Bangkok office space is the third cheapest in the Asia Pacific region, despite high take-up rates and rising rental costs.
CBRE’s ‘Asia Pacific Marketview’ revealed that only Manila and Wellington were cheaper.
Take-up is, however, reportedly high, with the majority of interest coming from international companies from a range of sectors.
“Bangkok recorded an eighth consecutive quarter of growth for Grade a CBD rents, an 8.6 per cent increase year on year,” said Nithipat Tongpun, executive director of office services for CBRE Thailand.
“No new Grade A supply was completed. Grade A rents will continue to rise on the back of limited supply and steady demand but the growth rate has now passed the peak.”
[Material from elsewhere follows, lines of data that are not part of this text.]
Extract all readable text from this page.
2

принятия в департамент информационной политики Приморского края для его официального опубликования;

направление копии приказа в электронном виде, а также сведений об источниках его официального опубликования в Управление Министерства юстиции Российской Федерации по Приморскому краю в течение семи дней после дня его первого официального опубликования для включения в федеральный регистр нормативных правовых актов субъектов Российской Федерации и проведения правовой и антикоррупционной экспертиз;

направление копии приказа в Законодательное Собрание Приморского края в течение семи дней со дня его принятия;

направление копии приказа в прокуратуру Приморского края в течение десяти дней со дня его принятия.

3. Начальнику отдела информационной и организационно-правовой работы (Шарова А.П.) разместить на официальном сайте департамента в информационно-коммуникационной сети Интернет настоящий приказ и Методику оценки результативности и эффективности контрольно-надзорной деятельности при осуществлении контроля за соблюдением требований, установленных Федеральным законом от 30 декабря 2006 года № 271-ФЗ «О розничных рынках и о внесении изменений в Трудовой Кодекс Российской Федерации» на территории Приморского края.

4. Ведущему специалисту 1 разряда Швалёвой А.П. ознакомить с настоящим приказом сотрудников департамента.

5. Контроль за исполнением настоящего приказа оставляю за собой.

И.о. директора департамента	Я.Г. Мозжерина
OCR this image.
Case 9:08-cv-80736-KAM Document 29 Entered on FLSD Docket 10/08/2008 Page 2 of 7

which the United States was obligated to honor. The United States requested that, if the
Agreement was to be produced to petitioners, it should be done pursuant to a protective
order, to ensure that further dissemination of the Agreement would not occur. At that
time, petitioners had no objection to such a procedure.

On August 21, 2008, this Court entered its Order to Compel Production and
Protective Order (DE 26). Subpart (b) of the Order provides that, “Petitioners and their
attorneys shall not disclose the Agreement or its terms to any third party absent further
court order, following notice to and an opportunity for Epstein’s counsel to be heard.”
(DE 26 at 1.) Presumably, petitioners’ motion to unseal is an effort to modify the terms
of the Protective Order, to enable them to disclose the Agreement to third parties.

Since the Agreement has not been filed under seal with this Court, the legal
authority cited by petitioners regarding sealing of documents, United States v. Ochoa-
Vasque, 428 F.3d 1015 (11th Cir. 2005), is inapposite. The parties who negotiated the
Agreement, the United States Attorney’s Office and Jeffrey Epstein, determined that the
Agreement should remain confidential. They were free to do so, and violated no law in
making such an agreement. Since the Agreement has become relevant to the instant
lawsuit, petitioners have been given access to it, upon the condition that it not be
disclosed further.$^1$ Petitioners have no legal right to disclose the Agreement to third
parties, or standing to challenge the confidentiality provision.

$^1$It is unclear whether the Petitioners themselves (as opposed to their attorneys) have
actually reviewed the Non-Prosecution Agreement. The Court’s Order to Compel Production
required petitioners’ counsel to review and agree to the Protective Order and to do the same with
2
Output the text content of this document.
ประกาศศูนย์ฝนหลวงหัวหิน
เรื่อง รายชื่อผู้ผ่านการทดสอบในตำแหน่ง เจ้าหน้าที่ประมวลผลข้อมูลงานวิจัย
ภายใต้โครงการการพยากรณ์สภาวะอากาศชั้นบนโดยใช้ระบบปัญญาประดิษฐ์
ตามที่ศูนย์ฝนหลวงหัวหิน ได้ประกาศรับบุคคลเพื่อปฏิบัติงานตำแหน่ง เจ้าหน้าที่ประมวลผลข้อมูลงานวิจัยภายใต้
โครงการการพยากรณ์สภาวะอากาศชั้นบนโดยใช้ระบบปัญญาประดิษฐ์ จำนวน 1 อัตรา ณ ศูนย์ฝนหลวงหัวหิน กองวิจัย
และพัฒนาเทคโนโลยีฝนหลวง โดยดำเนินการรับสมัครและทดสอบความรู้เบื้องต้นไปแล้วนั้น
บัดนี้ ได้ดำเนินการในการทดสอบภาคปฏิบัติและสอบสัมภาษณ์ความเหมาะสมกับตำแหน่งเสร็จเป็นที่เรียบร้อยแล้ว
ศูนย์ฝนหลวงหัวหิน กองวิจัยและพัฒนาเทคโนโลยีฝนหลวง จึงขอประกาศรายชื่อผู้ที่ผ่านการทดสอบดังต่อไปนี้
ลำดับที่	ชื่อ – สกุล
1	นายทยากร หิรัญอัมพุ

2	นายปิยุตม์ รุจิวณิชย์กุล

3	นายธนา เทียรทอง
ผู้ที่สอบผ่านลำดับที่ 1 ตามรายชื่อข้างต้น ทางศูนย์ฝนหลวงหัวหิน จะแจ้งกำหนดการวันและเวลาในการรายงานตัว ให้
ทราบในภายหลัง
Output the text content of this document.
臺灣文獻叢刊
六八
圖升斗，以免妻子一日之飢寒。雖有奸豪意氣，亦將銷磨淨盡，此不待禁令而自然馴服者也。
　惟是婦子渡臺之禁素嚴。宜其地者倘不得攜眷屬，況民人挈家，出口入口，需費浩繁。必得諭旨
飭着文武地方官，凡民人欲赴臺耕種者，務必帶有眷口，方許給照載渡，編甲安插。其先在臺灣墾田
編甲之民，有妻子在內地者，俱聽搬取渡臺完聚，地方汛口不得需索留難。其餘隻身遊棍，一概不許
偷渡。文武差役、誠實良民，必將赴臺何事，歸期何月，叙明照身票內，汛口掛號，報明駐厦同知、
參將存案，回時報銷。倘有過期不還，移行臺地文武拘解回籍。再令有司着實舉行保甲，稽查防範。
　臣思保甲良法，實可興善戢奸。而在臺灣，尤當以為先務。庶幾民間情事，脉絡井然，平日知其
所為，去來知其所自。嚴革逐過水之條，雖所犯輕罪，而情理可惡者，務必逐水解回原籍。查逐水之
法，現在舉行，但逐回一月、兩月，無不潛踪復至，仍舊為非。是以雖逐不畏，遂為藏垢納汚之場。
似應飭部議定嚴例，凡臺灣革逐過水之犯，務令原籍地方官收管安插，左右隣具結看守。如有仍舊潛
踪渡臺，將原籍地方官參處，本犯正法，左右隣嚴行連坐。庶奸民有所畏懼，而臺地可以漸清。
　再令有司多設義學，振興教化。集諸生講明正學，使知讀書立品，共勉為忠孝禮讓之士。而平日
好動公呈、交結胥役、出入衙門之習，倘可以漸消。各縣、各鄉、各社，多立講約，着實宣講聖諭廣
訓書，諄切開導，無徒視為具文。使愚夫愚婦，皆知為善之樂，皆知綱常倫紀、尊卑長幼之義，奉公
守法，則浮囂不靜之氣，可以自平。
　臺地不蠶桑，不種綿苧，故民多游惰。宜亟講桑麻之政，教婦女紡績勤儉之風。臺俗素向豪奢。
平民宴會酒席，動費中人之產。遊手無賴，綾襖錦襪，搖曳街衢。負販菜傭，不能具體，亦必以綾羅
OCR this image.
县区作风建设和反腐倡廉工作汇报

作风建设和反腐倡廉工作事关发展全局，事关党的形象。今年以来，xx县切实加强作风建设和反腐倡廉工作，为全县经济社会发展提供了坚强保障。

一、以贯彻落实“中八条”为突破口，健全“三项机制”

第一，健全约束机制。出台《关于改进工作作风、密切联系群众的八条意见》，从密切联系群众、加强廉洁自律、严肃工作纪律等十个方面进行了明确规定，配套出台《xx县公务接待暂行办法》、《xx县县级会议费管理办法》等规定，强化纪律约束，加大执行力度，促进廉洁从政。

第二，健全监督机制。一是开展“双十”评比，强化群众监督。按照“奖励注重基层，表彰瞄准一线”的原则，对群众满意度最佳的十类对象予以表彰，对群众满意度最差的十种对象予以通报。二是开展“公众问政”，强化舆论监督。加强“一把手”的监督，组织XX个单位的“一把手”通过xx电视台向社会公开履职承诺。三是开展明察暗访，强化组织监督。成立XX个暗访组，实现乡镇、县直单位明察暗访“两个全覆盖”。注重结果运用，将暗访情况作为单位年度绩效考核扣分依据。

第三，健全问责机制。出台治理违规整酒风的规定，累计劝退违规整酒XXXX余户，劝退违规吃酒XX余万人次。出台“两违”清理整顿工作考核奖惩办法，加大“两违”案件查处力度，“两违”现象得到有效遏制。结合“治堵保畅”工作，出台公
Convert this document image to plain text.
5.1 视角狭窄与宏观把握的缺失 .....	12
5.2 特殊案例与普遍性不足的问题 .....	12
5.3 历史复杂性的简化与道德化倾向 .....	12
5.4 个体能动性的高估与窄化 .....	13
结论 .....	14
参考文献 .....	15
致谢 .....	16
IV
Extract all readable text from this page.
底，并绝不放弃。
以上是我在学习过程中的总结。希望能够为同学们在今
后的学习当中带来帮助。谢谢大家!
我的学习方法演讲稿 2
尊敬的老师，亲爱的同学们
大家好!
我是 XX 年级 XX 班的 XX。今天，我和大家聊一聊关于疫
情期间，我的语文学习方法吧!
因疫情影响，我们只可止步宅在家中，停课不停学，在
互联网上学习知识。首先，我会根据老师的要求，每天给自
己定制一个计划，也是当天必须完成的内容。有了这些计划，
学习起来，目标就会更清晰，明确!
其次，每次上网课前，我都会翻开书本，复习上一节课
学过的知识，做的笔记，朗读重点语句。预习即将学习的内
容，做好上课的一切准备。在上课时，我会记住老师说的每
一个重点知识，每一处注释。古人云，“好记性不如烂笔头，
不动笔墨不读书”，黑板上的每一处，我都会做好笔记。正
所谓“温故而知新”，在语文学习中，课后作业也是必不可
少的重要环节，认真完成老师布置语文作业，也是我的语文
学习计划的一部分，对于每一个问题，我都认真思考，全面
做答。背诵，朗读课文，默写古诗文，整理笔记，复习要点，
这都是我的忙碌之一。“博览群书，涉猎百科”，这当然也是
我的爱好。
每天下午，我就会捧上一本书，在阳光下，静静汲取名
Investors remain cautious with regards to the regional economic outlook, which remains downbeat. As a result, leasing activity has appeared slightly inhibited.
CBRE’s Asia Pacific Office Rental Index recorded growth of just 0.1 per cent per quarter in April-June, and has been flat for seven quarters.
Tokyo has recorded Grade A rental growth, with an upbeat 1.5 per cent growth rate quarter on quarter – the first time in five years that rents have risen for two straight quarters.
Vacancy levels in Bangkok dropped to 11.8 per cent – a low not seen since 2008. Net absorption last quarter totalled 2,157,000 square feet.